Ethics code: IR.TUMS.MEDICINE.REC.1400.544
1- Associate Professor, Department of Anesthesia, School of Allied Medical Sciences, Tehran University of Medical Sciences, Tehran, Iran , ashamsi@tums.ac.ir
2- Instructor, Department of Nursing, Khalkhal University of Medical Sciences, Khalkhal, Iran
3- Master of Science in Medical-Surgical Nursing, Ziaeian Hospital, Tehran University of Medical Sciences, Tehran, Iran
Abstract: (992 Views)
Background and Aim: One of the risks of the nursing profession is psychosocial risks that affect their adaptation and, consequently, their resilience. This risk can have a deeper impact in certain situations such as the COVID-19 pandemic; Accordingly, the present study was conducted with the aim of “determining the relationship between resilience and demographic information in nurses working in COVID-19 special wards”.

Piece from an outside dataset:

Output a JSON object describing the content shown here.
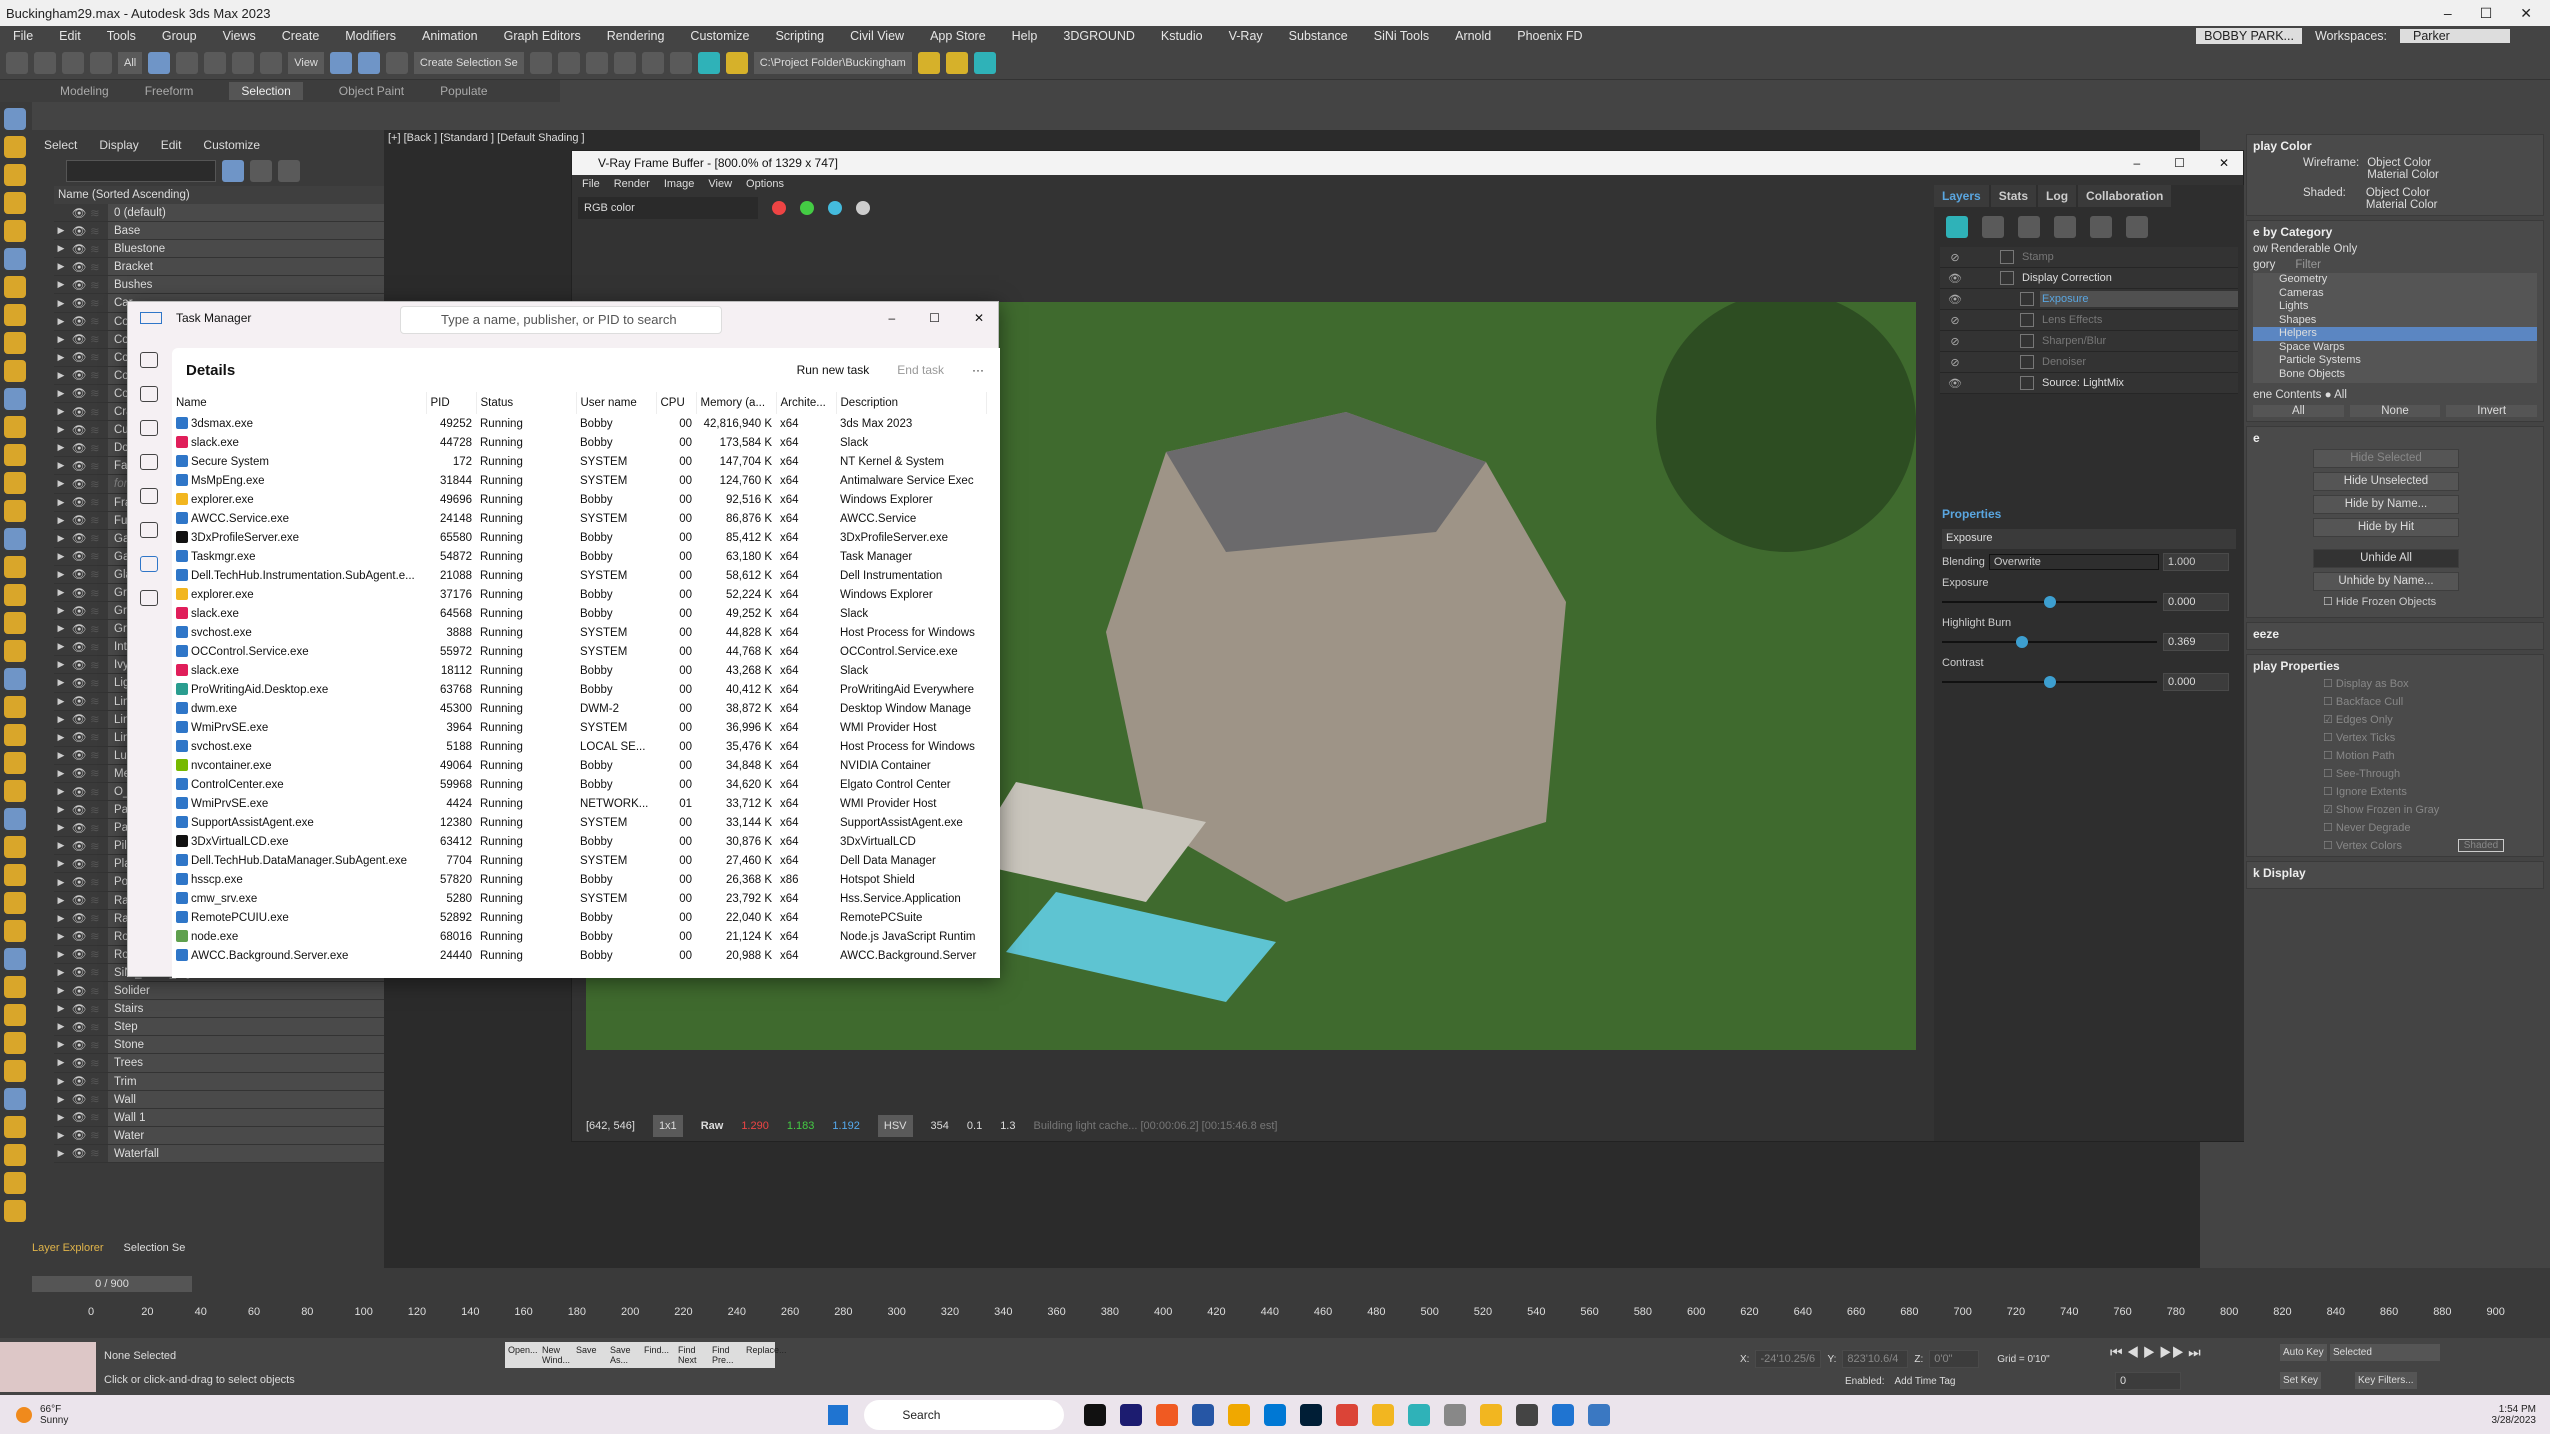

Materials and Methods: The present study was a cross-sectional descriptive-analytical study and was conducted among 128 nurses working in the COVID-19 special wards of Ziaian Hospital in 2021. Participants were selected using convenience sampling based on inclusion criteria. Data were collected using demographic questionnaires and the Connor-Davidson Resilience Scale (CD-RISC). The scale’s score ranges from 0 to 100 (cutoff point 50), with scores above 50 indicating resilience. This questionnaire has been translated and validated by Iranian researchers. Its content validity was 0.82, and its reliability, based on Cronbach’s alpha, ranged from 0.74 to 0.9 for all subscales. The data were then analyzed using SPSS software with descriptive and inferential statistical tests. A P-value of less than 0.05 was considered statistically significant.
Results: The mean age of the participants was 35.59±7.22 years. The majority of nurses were male (61.7%) and married (89.8%). The mean resilience score among nurses was 37.25±5.68, which is considered very low given the cutoff point of 50. Results from linear regression showed that work experience (β=0.485, P=0.000), shift work (β=0.233, P=0.084), and employment type (β=0.189, P=0.021) had significant predictive power for overall resilience. This indicates that nurses with fixed shifts, more work experience, and permanent or contractual employment tend to have greater resilience. This analysis revealed that these variables, in total, predict 26% of the variance in the overall resilience variable.
Conclusion: Finally, the results of this study showed that the resilience of nurses working in COVID-19 special wards was low. Factors such as service history, work shift, and employment status were effective on their resilience. Accordingly, planning to improve the level of nurses’ resilience is necessary, especially in critical situations.